First he went for 42, including 35 after halftime, in an overtime victory vs. the Nuggets in the first week of the season. The Warriors had no business winning that game. Curry scored 16 straight points over a six-minute surge spanning the end of the fourth quarter and the start of overtime. All told, he outscored the Nuggets by himself, 18-15, from the 2:42 mark of the fourth forward. He had to sink this shot to get the game to overtime in the first place.
Steph Curry telling the Nuggets to take a timeout after he tied the game late
(Via @warriors)pic.twitter.com/GRxfOheML7
— Fullcourtpass (@Fullcourtpass) October 24, 2025
A couple of weeks ago, Curry basically single-handedly lifted the Warriors over Victor Wembanyama and the Spurs twice in three nights by rattling off 95 points and 15 3-pointers. Again, this is a great option to have. Any good team, let alone one aspiring to be a contender, has a superstar who needs to save the day once in a while.
But the Warriors are supposed to have two superstars. You see what I'm getting at here?
Butler is quick to call out all these things the Warriors aren't doing well, which, again, he's not wrong about, but conveniently, we're not hearing anything about Golden State's 110.3 offensive rating when Butler is on the floor without Curry, which would rank as the fifth-worst mark in the league.
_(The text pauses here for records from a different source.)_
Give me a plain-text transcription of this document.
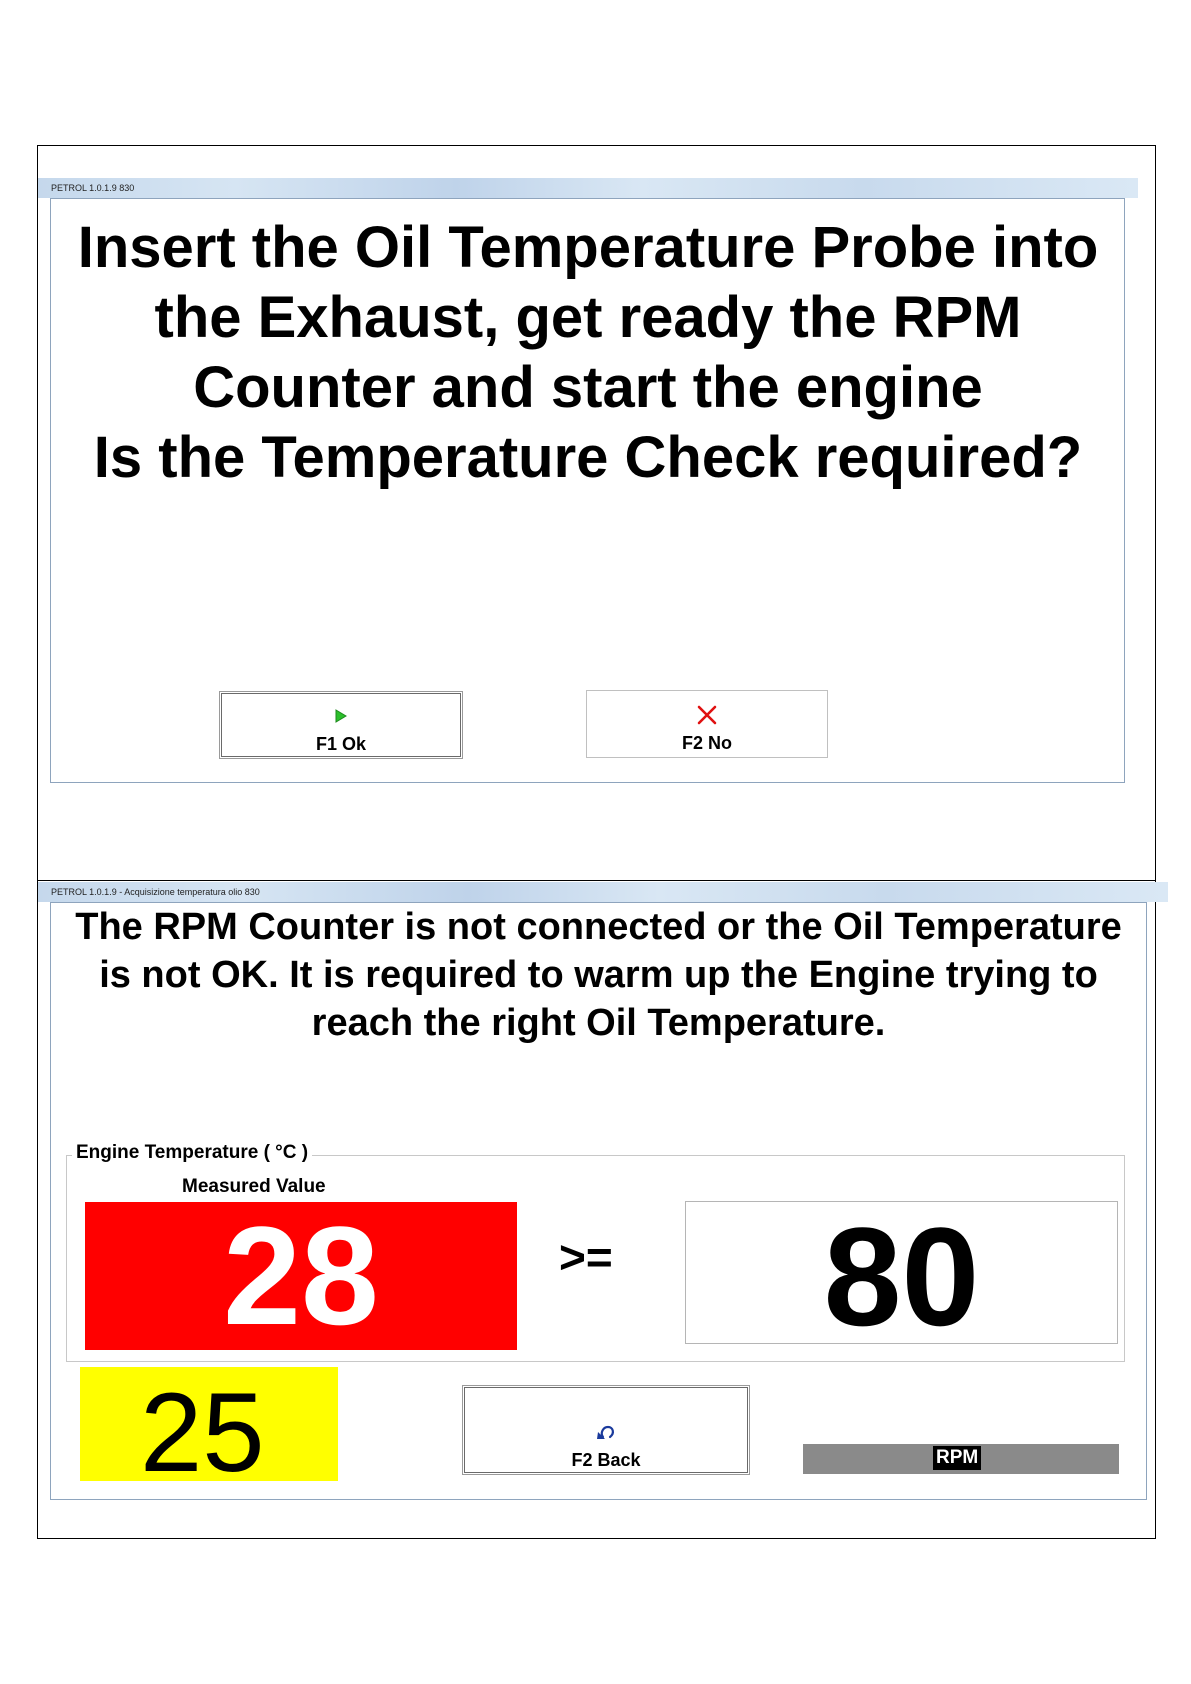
PETROL 1.0.1.9 830
Insert the Oil Temperature Probe into the Exhaust, get ready the RPM Counter and start the engine
Is the Temperature Check required?
F1 Ok	F2 No
PETROL 1.0.1.9 - Acquisizione temperatura olio 830
The RPM Counter is not connected or the Oil Temperature is not OK. It is required to warm up the Engine trying to reach the right Oil Temperature.
Engine Temperature ( °C )
Measured Value
28	>=	80
25	F2 Back	RPM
I know the rebuttal to this point. The Warriors are still a net positive when Butler is on the floor without Curry because of a 90th percentile defensive rating, per Cleaning the Glass, and it's true that Curry's defense isn't what it once was in terms of staying in front of people, so as much as Curry saves the day offensively, he's at the point now where he's the one getting bailed out a lot of the time defensively.
Still, that's not the larger point. Curry going nuclear is still the only hope this team has, and it shouldn't be that way. Prior to the season, I picked the Warriors to go to the Finals, and even though that's not looking like a very good call barring a trade (which is probably going to happen for Jonathan Kuminga once he's eligible to be moved on Jan. 15), the larger point is that optimism was rooted in the idea that Butler, after acclimating himself over the last half of last season, would be willing to stretch his scoring comfort zone.